Sekretaris Jenderal INACA, Bayu Sutanto, menegaskan penyesuaian tarif krusial untuk menjaga keberlangsungan operasional maskapai, menjamin standar keselamatan penerbangan, serta memastikan konektivitas udara nasional.
"Kami perlu menjaga tingkat keselamatan yang tinggi di tengah tantangan operasional saat ini," ujar Bayu dalam keterangan tertulis, Rabu (25/3/2026).
INACA mendorong pemerintah merevisi Keputusan Menteri Perhubungan Nomor KM 106 Tahun 2019. Aturan tersebut menggunakan asumsi nilai tukar US$ 1 sebesar Rp 14.136, sementara nilai tukar rupiah kini menembus Rp 17.000 per dolar AS atau naik sekitar 20 persen.
Bayu menjelaskan industri penerbangan sangat bergantung pada dolar AS dengan porsi operasional mencapai 70 persen. Pendapatan maskapai mayoritas dalam mata uang rupiah, sehingga pelemahan nilai tukar memberikan tekanan berat pada keuangan perusahaan.
Tekanan biaya operasional dipicu lonjakan harga minyak global yang naik 57 persen, dari US$ 70 menjadi US$ 110 per galon per Maret 2026. Kondisi ini berdampak langsung pada harga avtur di Indonesia yang kini berada di kisaran Rp 14.000 hingga Rp 15.500 per liter, atau meningkat 34-48 persen dibandingkan tahun 2019.
Kenaikan harga avtur diprediksi berlanjut akibat krisis geopolitik antara Amerika Serikat, Israel, dan Iran yang pecah pada 28 Februari 2026. Konflik tersebut memicu penutupan perairan oleh Iran yang menghambat akses perdagangan minyak mentah dari Timur Tengah.
Selain beban bahan bakar, maskapai menghadapi kendala dalam pengadaan suku cadang pesawat akibat gangguan rantai pasok global. Durasi pengiriman suku cadang yang sebelumnya 2-3 hari kini membengkak menjadi 7-10 hari, yang turut meningkatkan biaya pengiriman demi mempertahankan standar keselamatan penerbangan.

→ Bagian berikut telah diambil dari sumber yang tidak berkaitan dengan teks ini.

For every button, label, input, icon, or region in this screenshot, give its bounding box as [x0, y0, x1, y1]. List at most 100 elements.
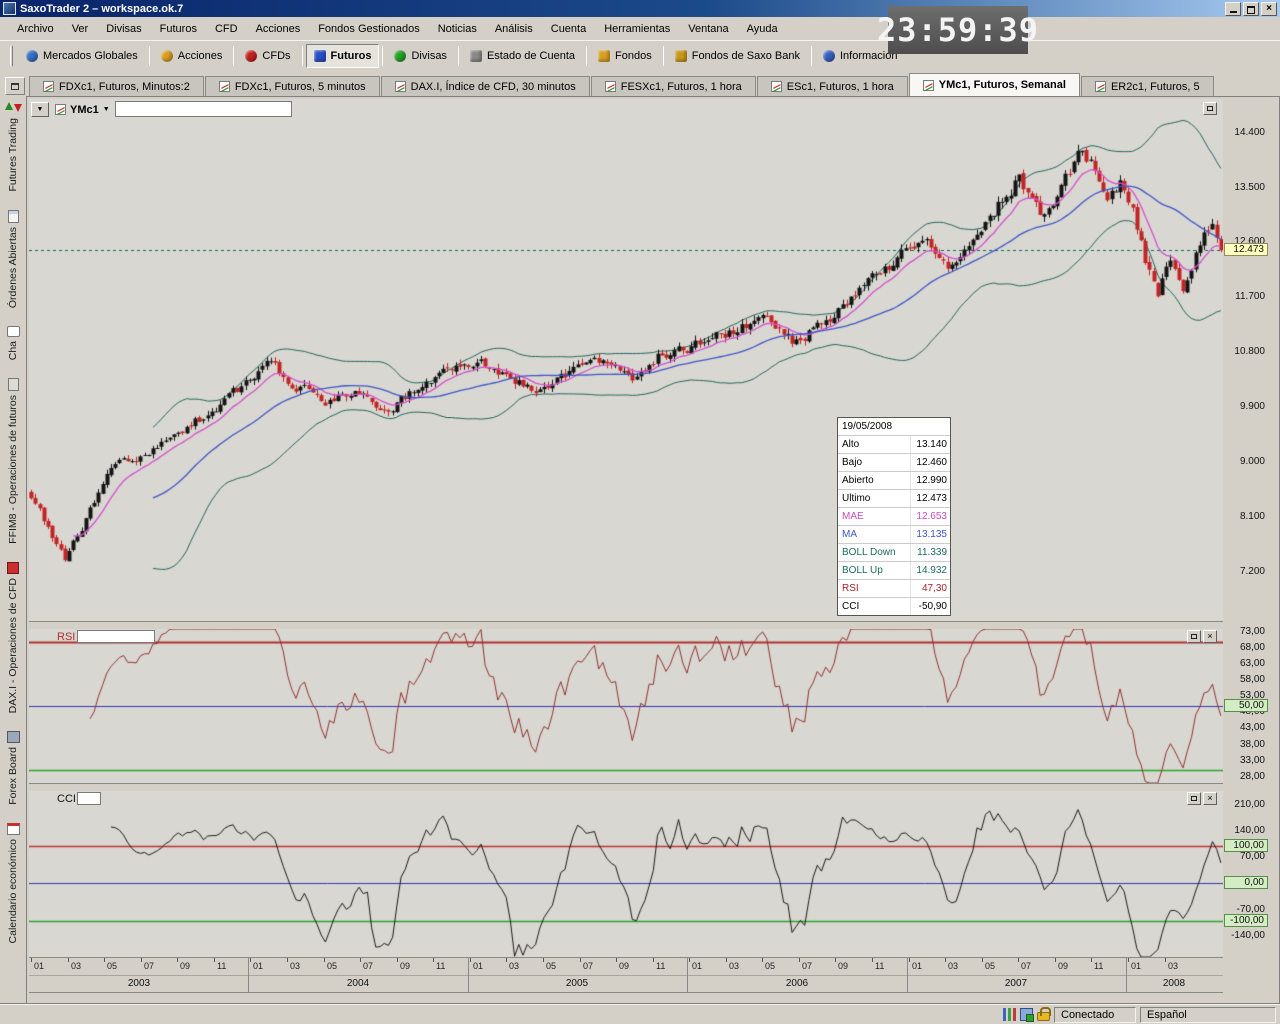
chart-rest​ore-button[interactable]: [1203, 102, 1217, 115]
stocks-icon: [161, 50, 173, 62]
rail-item-forex-board[interactable]: Forex Board: [0, 731, 26, 805]
tab-label: FESXc1, Futuros, 1 hora: [621, 81, 742, 93]
chart-status-icon[interactable]: [1003, 1008, 1016, 1021]
rsi-axis-label: 63,00: [1225, 658, 1265, 669]
month-tick: [397, 958, 398, 962]
year-separator: [907, 957, 908, 993]
tab-dax-i-índice-de-cfd-30-minutos[interactable]: DAX.I, Índice de CFD, 30 minutos: [381, 76, 590, 96]
network-status-icon[interactable]: [1020, 1008, 1033, 1021]
cci-restore-button[interactable]: [1187, 792, 1201, 805]
rail-item-futures-trading[interactable]: Futures Trading: [0, 100, 26, 192]
price-chart-canvas[interactable]: [29, 99, 1223, 621]
year-separator: [248, 957, 249, 993]
month-label: 07: [802, 961, 812, 971]
cci-level-box: 100,00: [1224, 839, 1268, 852]
chart-window: ▼ YMc1 ▼ RSI × CCI × 19/05/2008 Alto13.1…: [26, 96, 1280, 1004]
rsi-axis-label: 58,00: [1225, 674, 1265, 685]
close-button[interactable]: ×: [1261, 2, 1277, 16]
rail-item-órdenes-abiertas[interactable]: Órdenes Abiertas: [0, 210, 26, 308]
tab-fdxc1-futuros-5-minutos[interactable]: FDXc1, Futuros, 5 minutos: [205, 76, 380, 96]
rail-item-calendario-económico[interactable]: Calendario económico: [0, 823, 26, 943]
month-label: 05: [546, 961, 556, 971]
toolbar-button-cfds[interactable]: CFDs: [237, 44, 298, 68]
year-label: 2003: [109, 978, 169, 989]
menu-item-acciones[interactable]: Acciones: [247, 20, 310, 38]
rail-item-label: Cha: [7, 341, 19, 360]
window-list-button[interactable]: [5, 77, 25, 95]
toolbar-button-mercados-globales[interactable]: Mercados Globales: [18, 44, 146, 68]
rail-item-cha[interactable]: Cha: [0, 326, 26, 360]
cci-axis-label: 210,00: [1225, 799, 1265, 810]
toolbar-separator: [811, 46, 812, 66]
tab-fesxc1-futuros-1-hora[interactable]: FESXc1, Futuros, 1 hora: [591, 76, 756, 96]
minimize-button[interactable]: [1225, 2, 1241, 16]
price-axis-label: 8.100: [1225, 511, 1265, 522]
app-icon: [3, 2, 16, 15]
cci-chart-canvas[interactable]: [29, 791, 1223, 957]
tab-er2c1-futuros-5[interactable]: ER2c1, Futuros, 5: [1081, 76, 1214, 96]
toolbar-button-acciones[interactable]: Acciones: [153, 44, 231, 68]
maximize-button[interactable]: [1243, 2, 1259, 16]
rail-item-dax-i-operaciones-de-cfd[interactable]: DAX.I - Operaciones de CFD: [0, 562, 26, 713]
toolbar-button-estado-de-cuenta[interactable]: Estado de Cuenta: [462, 44, 583, 68]
lock-icon[interactable]: [1037, 1012, 1050, 1021]
cci-close-button[interactable]: ×: [1203, 792, 1217, 805]
tab-esc1-futuros-1-hora[interactable]: ESc1, Futuros, 1 hora: [757, 76, 908, 96]
month-label: 05: [765, 961, 775, 971]
month-label: 07: [363, 961, 373, 971]
tooltip-label: BOLL Down: [838, 544, 910, 561]
menu-item-archivo[interactable]: Archivo: [8, 20, 63, 38]
menu-item-ver[interactable]: Ver: [63, 20, 98, 38]
menu-item-cuenta[interactable]: Cuenta: [542, 20, 595, 38]
rsi-input[interactable]: [77, 630, 155, 643]
tab-label: ESc1, Futuros, 1 hora: [787, 81, 894, 93]
menu-item-ayuda[interactable]: Ayuda: [738, 20, 787, 38]
month-label: 03: [948, 961, 958, 971]
rail-item-label: Futures Trading: [7, 118, 19, 192]
rail-item-label: Calendario económico: [7, 839, 19, 943]
cci-panel-splitter[interactable]: [29, 783, 1223, 791]
menu-item-divisas[interactable]: Divisas: [97, 20, 150, 38]
tooltip-row: CCI-50,90: [838, 597, 950, 615]
month-label: 03: [290, 961, 300, 971]
menu-item-cfd[interactable]: CFD: [206, 20, 247, 38]
month-label: 05: [107, 961, 117, 971]
menu-item-fondos-gestionados[interactable]: Fondos Gestionados: [309, 20, 429, 38]
chart-dropdown-button[interactable]: ▼: [31, 102, 49, 117]
arrows-icon: [5, 100, 22, 114]
menu-item-análisis[interactable]: Análisis: [486, 20, 542, 38]
toolbar-button-label: Mercados Globales: [43, 50, 138, 62]
cci-level-box: -100,00: [1224, 914, 1268, 927]
month-tick: [945, 958, 946, 962]
rsi-panel-splitter[interactable]: [29, 621, 1223, 629]
month-tick: [1128, 958, 1129, 962]
rail-item-label: Órdenes Abiertas: [7, 227, 19, 308]
rsi-close-button[interactable]: ×: [1203, 630, 1217, 643]
menu-item-herramientas[interactable]: Herramientas: [595, 20, 679, 38]
tooltip-value: 47,30: [910, 580, 950, 597]
rsi-axis-label: 33,00: [1225, 755, 1265, 766]
titlebar[interactable]: SaxoTrader 2 – workspace.ok.7 ×: [0, 0, 1280, 17]
tooltip-date: 19/05/2008: [838, 418, 950, 435]
cci-axis-label: -140,00: [1225, 930, 1265, 941]
menu-item-futuros[interactable]: Futuros: [151, 20, 206, 38]
menu-item-noticias[interactable]: Noticias: [429, 20, 486, 38]
toolbar-button-divisas[interactable]: Divisas: [386, 44, 454, 68]
month-label: 11: [875, 961, 884, 971]
toolbar-button-futuros[interactable]: Futuros: [306, 44, 380, 68]
symbol-selector[interactable]: YMc1 ▼: [55, 102, 110, 117]
symbol-search-input[interactable]: [115, 101, 292, 117]
rsi-chart-canvas[interactable]: [29, 629, 1223, 783]
month-label: 01: [253, 961, 263, 971]
rail-item-ffim8-operaciones-de-futuros[interactable]: FFIM8 - Operaciones de futuros: [0, 378, 26, 544]
rsi-restore-button[interactable]: [1187, 630, 1201, 643]
rsi-axis-label: 68,00: [1225, 642, 1265, 653]
menu-item-ventana[interactable]: Ventana: [679, 20, 737, 38]
tab-fdxc1-futuros-minutos-2[interactable]: FDXc1, Futuros, Minutos:2: [29, 76, 204, 96]
status-bar: Conectado Español: [0, 1004, 1280, 1024]
toolbar-button-fondos-de-saxo-bank[interactable]: Fondos de Saxo Bank: [667, 44, 808, 68]
price-axis-label: 14.400: [1225, 127, 1265, 138]
cci-input[interactable]: [77, 792, 101, 805]
toolbar-button-fondos[interactable]: Fondos: [590, 44, 660, 68]
tab-ymc1-futuros-semanal[interactable]: YMc1, Futuros, Semanal: [909, 73, 1080, 96]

INACA mengusulkan kenaikan tarif batas atas tiket pesawat sebesar 15 persen untuk seluruh jenis pesawat, baik jet maupun propeller. Usulan ini diajukan sebagai langkah mitigasi atas rencana penyesuaian harga avtur oleh Pertamina yang akan berlaku mulai 1 April 2026.
Bayu Sutanto menegaskan penyesuaian tarif sangat krusial untuk menjaga keberlangsungan operasional maskapai, menjamin standar keselamatan penerbangan, serta memastikan konektivitas udara nasional tetap terjaga.